Sur vos quinze années d’existence, vous avez commencé par faire venir un courant de pensées en France et aujourd’hui, vous y faites éclore une nouvelle pensée. Wildproject, avec d’autres petites maisons, est devenu moteur, avant-gardiste dans la mise à disposition et la circulation de nouvelles idées.

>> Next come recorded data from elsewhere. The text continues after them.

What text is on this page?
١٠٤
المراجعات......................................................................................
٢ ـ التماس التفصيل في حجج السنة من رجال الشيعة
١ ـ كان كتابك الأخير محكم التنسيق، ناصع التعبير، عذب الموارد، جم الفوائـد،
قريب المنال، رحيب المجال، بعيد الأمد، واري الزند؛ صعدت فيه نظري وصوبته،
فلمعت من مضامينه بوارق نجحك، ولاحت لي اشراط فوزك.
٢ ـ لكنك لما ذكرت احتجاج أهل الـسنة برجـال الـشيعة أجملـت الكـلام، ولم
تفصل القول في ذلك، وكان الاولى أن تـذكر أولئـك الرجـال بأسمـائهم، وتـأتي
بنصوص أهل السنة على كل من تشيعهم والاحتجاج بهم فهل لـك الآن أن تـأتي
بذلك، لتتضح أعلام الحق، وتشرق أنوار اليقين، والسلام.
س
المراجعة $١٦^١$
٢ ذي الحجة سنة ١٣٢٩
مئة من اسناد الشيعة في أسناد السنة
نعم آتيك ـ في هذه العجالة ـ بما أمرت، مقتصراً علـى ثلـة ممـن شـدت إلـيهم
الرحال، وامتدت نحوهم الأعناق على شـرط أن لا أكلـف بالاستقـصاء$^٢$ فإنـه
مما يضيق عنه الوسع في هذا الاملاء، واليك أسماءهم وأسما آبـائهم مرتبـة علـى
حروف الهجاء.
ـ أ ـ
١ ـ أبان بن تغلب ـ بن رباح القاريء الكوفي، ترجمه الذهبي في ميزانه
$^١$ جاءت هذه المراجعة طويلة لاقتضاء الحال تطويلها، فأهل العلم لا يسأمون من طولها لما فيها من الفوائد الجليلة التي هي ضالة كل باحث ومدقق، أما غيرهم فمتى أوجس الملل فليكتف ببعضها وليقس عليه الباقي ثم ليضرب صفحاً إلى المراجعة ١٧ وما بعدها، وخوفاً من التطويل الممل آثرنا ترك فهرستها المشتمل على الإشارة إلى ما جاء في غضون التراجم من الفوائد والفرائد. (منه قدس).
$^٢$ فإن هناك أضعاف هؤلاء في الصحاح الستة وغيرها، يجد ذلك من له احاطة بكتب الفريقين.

BL On a le sentiment agréable d’être reconnus comme des gens qui font du bon boulot et nous en inspirons d’autres. Mais si on parle d’avant-garde, c’est compliqué, car on est toujours avant-gardiste quarante ans après quelqu’un d’autre. Callicott présentait l’hypothèse Gaïa en 2008 devant une assemblée de gens qui levaient les yeux au ciel parce qu’à l’époque, cette théorie du système Terre était totalement irrecevable dans le monde académique. Et voyez où nous en sommes aujourd’hui ! Du coup, je ne sais pas si nous sommes avant-gardistes ou si c’est juste qu’on essaye de casser des murs qui ont été construits. Par exemple, on dit toujours que l’écologie politique est née en 1962 avec Rachel Carson. Ce n’est pas faux historiquement, mais il y a tout de même plein de choses que les modernes redécouvrent aujourd’hui et que des peuples autochtones du monde entier connaissent depuis des centaines d’années. Donc au final, on ne sait pas trop si on innove ou si on retrouve juste des pensées oubliées. Parfois, on a juste l’impression de défaire tout ce qu’on a appris de travers à l’école.
- L’écologie profonde attribue plus de valeur aux espèces et aux différents écosystèmes que les mouvements écologiques dits classiques. Elle se caractérise par la défense de la valeur intrinsèque des êtres vivants et de la nature.